Il en va de la mémoire comme des images. Il est nécessaire qu’elles soient gardées. Avec égards. Et regardées. Sans quoi, elles seront perdues, anonymes victimes de l’oubli. Telle n’est pas, tout à fait, la situation de l’oeuvre de Mohamed Kouaci, ( 1922-1996 ), photographe qui a couvert notamment la révolution et les premières années de l’indépendance de l’Algérie. Ces archives, des milliers de négatifs et de tirages, ont leurs gardiennes. Gardiennes, qui luttent encore pour trouver le lieu officiel de leur conservation.« Gardiennes d’images » de Zineb Sedira, à la fois documentaire filmé et installation, est présenté au Palais de Tokyo. L’auteur tente de mettre à jour les mécanismes de la formation de la mémoire ou du récit historique. Ces fragiles rhizomes, nés du passé, dont on ne peut jamais dire s’ils fleuriront, s’ils auront un avenir.
Dans une pièce rectangulaire fermée d’un rideau noir, deux vidéos sont projetées ensemble. L’une associant des images couplées.
Noir et blanc à gauche, les archives du photographe. Des boîtes de tirages surgissent, entre autres, les visages de Boumediene, Franz Fanon, Fidel Castro ou de résistantes algériennes condamnées à mort.

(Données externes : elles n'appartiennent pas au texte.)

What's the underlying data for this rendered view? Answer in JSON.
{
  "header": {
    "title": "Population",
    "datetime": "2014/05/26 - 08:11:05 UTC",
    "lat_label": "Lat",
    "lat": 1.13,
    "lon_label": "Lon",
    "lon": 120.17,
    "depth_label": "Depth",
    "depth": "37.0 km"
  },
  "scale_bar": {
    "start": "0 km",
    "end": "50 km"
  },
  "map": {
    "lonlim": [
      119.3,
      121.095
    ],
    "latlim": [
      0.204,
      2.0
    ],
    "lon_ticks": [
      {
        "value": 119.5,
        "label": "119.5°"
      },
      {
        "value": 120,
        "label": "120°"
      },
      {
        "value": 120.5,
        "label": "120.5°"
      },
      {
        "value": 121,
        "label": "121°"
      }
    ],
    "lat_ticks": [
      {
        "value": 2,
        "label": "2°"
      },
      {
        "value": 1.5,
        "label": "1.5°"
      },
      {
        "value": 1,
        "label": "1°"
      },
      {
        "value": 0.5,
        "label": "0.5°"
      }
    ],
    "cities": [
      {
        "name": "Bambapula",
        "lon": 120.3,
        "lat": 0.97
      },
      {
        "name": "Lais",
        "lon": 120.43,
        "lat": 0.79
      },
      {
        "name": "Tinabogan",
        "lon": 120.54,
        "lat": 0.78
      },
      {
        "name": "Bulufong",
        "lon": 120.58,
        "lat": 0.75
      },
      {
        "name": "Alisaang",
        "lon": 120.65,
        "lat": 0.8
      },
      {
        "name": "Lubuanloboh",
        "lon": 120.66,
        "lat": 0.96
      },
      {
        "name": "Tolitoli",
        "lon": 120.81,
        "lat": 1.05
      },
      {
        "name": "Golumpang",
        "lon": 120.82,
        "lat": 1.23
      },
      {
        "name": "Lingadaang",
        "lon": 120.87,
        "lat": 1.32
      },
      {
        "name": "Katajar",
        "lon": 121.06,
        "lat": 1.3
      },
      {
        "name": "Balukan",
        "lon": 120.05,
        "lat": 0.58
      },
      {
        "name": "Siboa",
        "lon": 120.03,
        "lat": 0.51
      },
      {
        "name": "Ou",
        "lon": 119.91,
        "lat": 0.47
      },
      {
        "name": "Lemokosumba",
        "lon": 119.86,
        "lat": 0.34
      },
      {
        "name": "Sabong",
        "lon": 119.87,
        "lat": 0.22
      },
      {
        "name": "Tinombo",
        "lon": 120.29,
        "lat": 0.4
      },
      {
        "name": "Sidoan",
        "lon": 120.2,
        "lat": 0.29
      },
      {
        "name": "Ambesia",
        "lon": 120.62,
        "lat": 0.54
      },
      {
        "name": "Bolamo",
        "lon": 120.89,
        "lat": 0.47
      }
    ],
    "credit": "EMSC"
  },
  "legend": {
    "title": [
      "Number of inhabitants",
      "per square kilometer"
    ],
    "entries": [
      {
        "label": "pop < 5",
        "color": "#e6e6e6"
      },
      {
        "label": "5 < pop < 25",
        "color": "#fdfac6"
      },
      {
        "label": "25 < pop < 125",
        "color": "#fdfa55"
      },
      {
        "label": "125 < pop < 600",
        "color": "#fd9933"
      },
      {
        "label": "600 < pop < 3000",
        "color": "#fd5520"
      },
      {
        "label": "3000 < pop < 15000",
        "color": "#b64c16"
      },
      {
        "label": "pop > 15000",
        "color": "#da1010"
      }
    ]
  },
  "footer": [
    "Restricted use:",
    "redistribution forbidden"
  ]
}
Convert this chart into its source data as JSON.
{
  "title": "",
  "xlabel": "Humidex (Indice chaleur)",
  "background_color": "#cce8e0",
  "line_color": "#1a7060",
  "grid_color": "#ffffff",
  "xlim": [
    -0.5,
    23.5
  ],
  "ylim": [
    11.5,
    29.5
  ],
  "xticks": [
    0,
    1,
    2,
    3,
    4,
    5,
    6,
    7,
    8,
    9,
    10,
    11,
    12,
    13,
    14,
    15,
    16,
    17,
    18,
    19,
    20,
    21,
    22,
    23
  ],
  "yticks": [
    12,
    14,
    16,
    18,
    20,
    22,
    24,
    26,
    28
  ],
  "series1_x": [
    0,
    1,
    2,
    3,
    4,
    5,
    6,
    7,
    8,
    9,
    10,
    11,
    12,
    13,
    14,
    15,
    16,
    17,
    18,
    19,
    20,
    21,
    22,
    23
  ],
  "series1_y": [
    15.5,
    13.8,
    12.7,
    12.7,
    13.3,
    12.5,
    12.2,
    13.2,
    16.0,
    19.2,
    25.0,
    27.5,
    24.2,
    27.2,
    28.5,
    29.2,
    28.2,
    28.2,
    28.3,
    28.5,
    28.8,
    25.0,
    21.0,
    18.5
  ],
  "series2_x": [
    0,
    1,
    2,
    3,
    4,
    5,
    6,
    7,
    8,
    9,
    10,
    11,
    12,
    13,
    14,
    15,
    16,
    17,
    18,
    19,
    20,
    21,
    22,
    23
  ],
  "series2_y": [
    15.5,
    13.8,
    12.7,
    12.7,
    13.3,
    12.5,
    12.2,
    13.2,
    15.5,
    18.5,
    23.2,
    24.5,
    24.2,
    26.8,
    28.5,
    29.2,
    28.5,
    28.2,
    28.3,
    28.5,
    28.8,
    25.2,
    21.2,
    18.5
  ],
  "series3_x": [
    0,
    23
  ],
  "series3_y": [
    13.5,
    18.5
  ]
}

Couleur à droite, l’interview de la principale gardienne de cette « histoire », Safia Kouaci, la veuve du photographe. Et ce n’est pas le moindre des talents de la vidéaste que d’avoir su « voir » la noblesse de cette vieille dame qui d’une voix douce et mesurée, évoque un demi-siècle de cette vie d’inséparables, historiquement mouvementée, qu’elle partagea avec Mohamed Kouaci.
« Je ne souhaite à personne de connaître la solitude de la vieillesse. » constate Safia, comme pour dire à quel point tout récit ou toute image demeure un acte de résistance contre l’oubli et la mort.
« Gardiennes d’images »,
Zineb Sedira,
Palais de Tokyo, 13, avenue du Président Wilson, Paris, 16ème,
Du mardi au dimanche de 12h à minuit. Jusqu’au 2 janvier 2011.